Geruchsloses Ejakulat
Der Künstler Alexander Krohn berichtet in seinem Buch „Px“ (2020) von der Autorin Charlotte Krafft, die auf einer Veranstaltung einen Prosatext über ihr Scheidensekret vorlas, das sie „Muschischleim“ nannte und selbst gekostet haben will.
Ich sprach den Gynäkologen Dr. Salm-Schwader darauf an. Er meinte: Milliarden Männer haben ihn wahrscheinlich gekostet. Viele könnten gar nicht mit dem sogenannten Cunnilingus aufhören, denn dieser Schleim mache die Schamlippen viel weicher als die Mundlippen, auch wenn er anfänglich kurz nach Urin schmecke. Und auch wenn diese Praktik oft in eine weibliche Ejakulation gipfelt, die dem Mann einen Schwall farb- und geruchsloses Ejakulat ins Gesicht spritzt.

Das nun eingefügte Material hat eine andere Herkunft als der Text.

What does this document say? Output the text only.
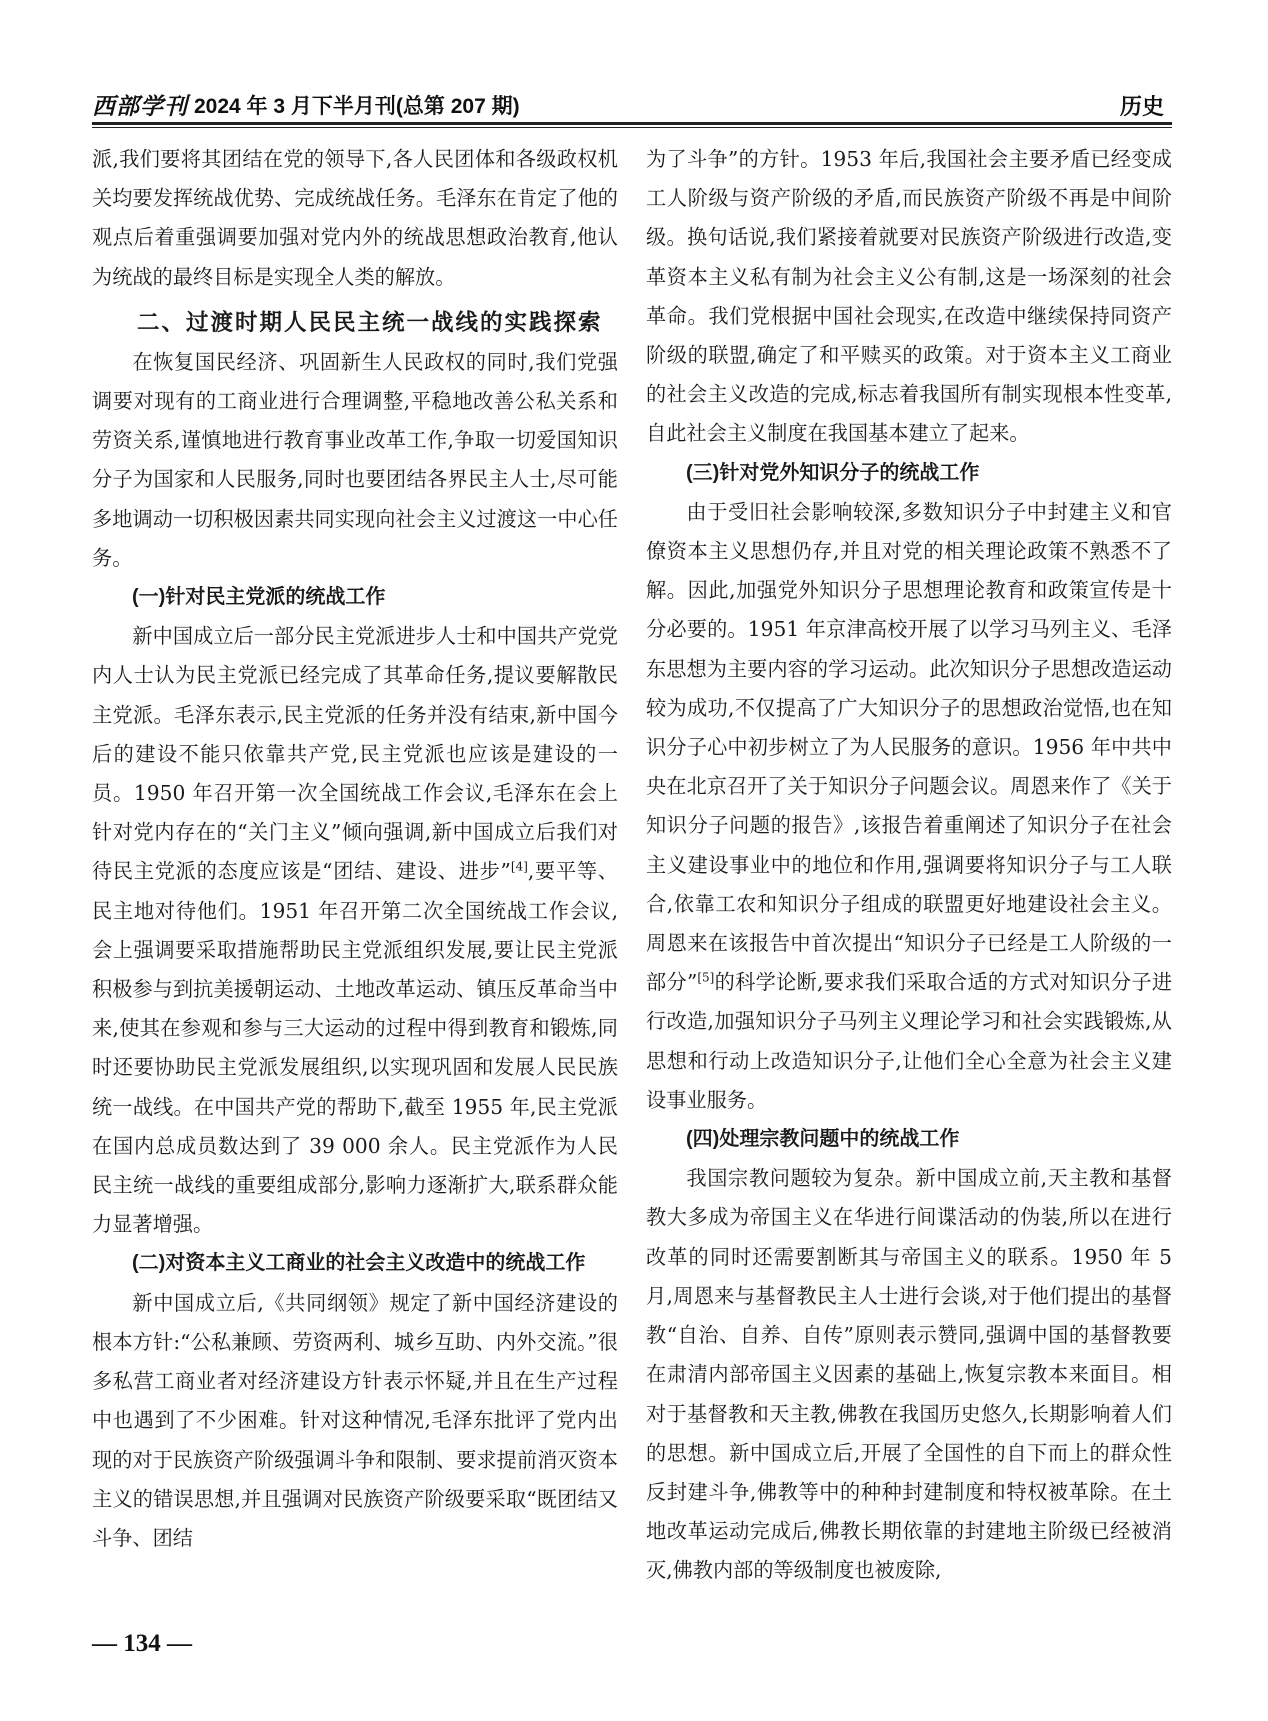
西部学刊 2024 年 3 月下半月刊(总第 207 期)	历史

派,我们要将其团结在党的领导下,各人民团体和各级政权机关均要发挥统战优势、完成统战任务。毛泽东在肯定了他的观点后着重强调要加强对党内外的统战思想政治教育,他认为统战的最终目标是实现全人类的解放。

二、过渡时期人民民主统一战线的实践探索

在恢复国民经济、巩固新生人民政权的同时,我们党强调要对现有的工商业进行合理调整,平稳地改善公私关系和劳资关系,谨慎地进行教育事业改革工作,争取一切爱国知识分子为国家和人民服务,同时也要团结各界民主人士,尽可能多地调动一切积极因素共同实现向社会主义过渡这一中心任务。

(一)针对民主党派的统战工作

新中国成立后一部分民主党派进步人士和中国共产党党内人士认为民主党派已经完成了其革命任务,提议要解散民主党派。毛泽东表示,民主党派的任务并没有结束,新中国今后的建设不能只依靠共产党,民主党派也应该是建设的一员。1950 年召开第一次全国统战工作会议,毛泽东在会上针对党内存在的“关门主义”倾向强调,新中国成立后我们对待民主党派的态度应该是“团结、建设、进步”[4],要平等、民主地对待他们。1951 年召开第二次全国统战工作会议,会上强调要采取措施帮助民主党派组织发展,要让民主党派积极参与到抗美援朝运动、土地改革运动、镇压反革命当中来,使其在参观和参与三大运动的过程中得到教育和锻炼,同时还要协助民主党派发展组织,以实现巩固和发展人民民族统一战线。在中国共产党的帮助下,截至 1955 年,民主党派在国内总成员数达到了 39 000 余人。民主党派作为人民民主统一战线的重要组成部分,影响力逐渐扩大,联系群众能力显著增强。

(二)对资本主义工商业的社会主义改造中的统战工作

新中国成立后,《共同纲领》规定了新中国经济建设的根本方针:“公私兼顾、劳资两利、城乡互助、内外交流。”很多私营工商业者对经济建设方针表示怀疑,并且在生产过程中也遇到了不少困难。针对这种情况,毛泽东批评了党内出现的对于民族资产阶级强调斗争和限制、要求提前消灭资本主义的错误思想,并且强调对民族资产阶级要采取“既团结又斗争、团结

为了斗争”的方针。1953 年后,我国社会主要矛盾已经变成工人阶级与资产阶级的矛盾,而民族资产阶级不再是中间阶级。换句话说,我们紧接着就要对民族资产阶级进行改造,变革资本主义私有制为社会主义公有制,这是一场深刻的社会革命。我们党根据中国社会现实,在改造中继续保持同资产阶级的联盟,确定了和平赎买的政策。对于资本主义工商业的社会主义改造的完成,标志着我国所有制实现根本性变革,自此社会主义制度在我国基本建立了起来。

(三)针对党外知识分子的统战工作

由于受旧社会影响较深,多数知识分子中封建主义和官僚资本主义思想仍存,并且对党的相关理论政策不熟悉不了解。因此,加强党外知识分子思想理论教育和政策宣传是十分必要的。1951 年京津高校开展了以学习马列主义、毛泽东思想为主要内容的学习运动。此次知识分子思想改造运动较为成功,不仅提高了广大知识分子的思想政治觉悟,也在知识分子心中初步树立了为人民服务的意识。1956 年中共中央在北京召开了关于知识分子问题会议。周恩来作了《关于知识分子问题的报告》,该报告着重阐述了知识分子在社会主义建设事业中的地位和作用,强调要将知识分子与工人联合,依靠工农和知识分子组成的联盟更好地建设社会主义。周恩来在该报告中首次提出“知识分子已经是工人阶级的一部分”[5]的科学论断,要求我们采取合适的方式对知识分子进行改造,加强知识分子马列主义理论学习和社会实践锻炼,从思想和行动上改造知识分子,让他们全心全意为社会主义建设事业服务。

(四)处理宗教问题中的统战工作

我国宗教问题较为复杂。新中国成立前,天主教和基督教大多成为帝国主义在华进行间谍活动的伪装,所以在进行改革的同时还需要割断其与帝国主义的联系。1950 年 5 月,周恩来与基督教民主人士进行会谈,对于他们提出的基督教“自治、自养、自传”原则表示赞同,强调中国的基督教要在肃清内部帝国主义因素的基础上,恢复宗教本来面目。相对于基督教和天主教,佛教在我国历史悠久,长期影响着人们的思想。新中国成立后,开展了全国性的自下而上的群众性反封建斗争,佛教等中的种种封建制度和特权被革除。在土地改革运动完成后,佛教长期依靠的封建地主阶级已经被消灭,佛教内部的等级制度也被废除,

— 134 —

Erst vor Kurzem gab es darüber einen Streit zwischen männlichen und weiblichen Wikipedia-Autoren: Erstere behaupteten in ihrem Eintrag, die „weibliche Ejakulation“ sei ein Mythos, letztere wussten es besser – und korrigierten den Eintrag, woraufhin die ersteren die Korrektur wieder löschten. Hin und her, schließlich setzten sich die Frauen mit ihrer Eintragsversion durch.
Aber, so Salm-Schwader, als Mediziner würde man ja vor allem zwischen dem „Scheidensekret“ und der „vaginalen Lubrikation“ unterscheiden. Ersteres bestehe aus Epithelzellen, der Kapillarflüssigkeit der Scheide sowie Scheidenflora, Drüsensekret aus dem Gebärmutterhals und Stoffwechselprodukten. Es sei weißlich cremig und habe einen pH-Wert von 3,8 bis 4,4. Pro Tag würden etwa 5 Milliliter gebildet.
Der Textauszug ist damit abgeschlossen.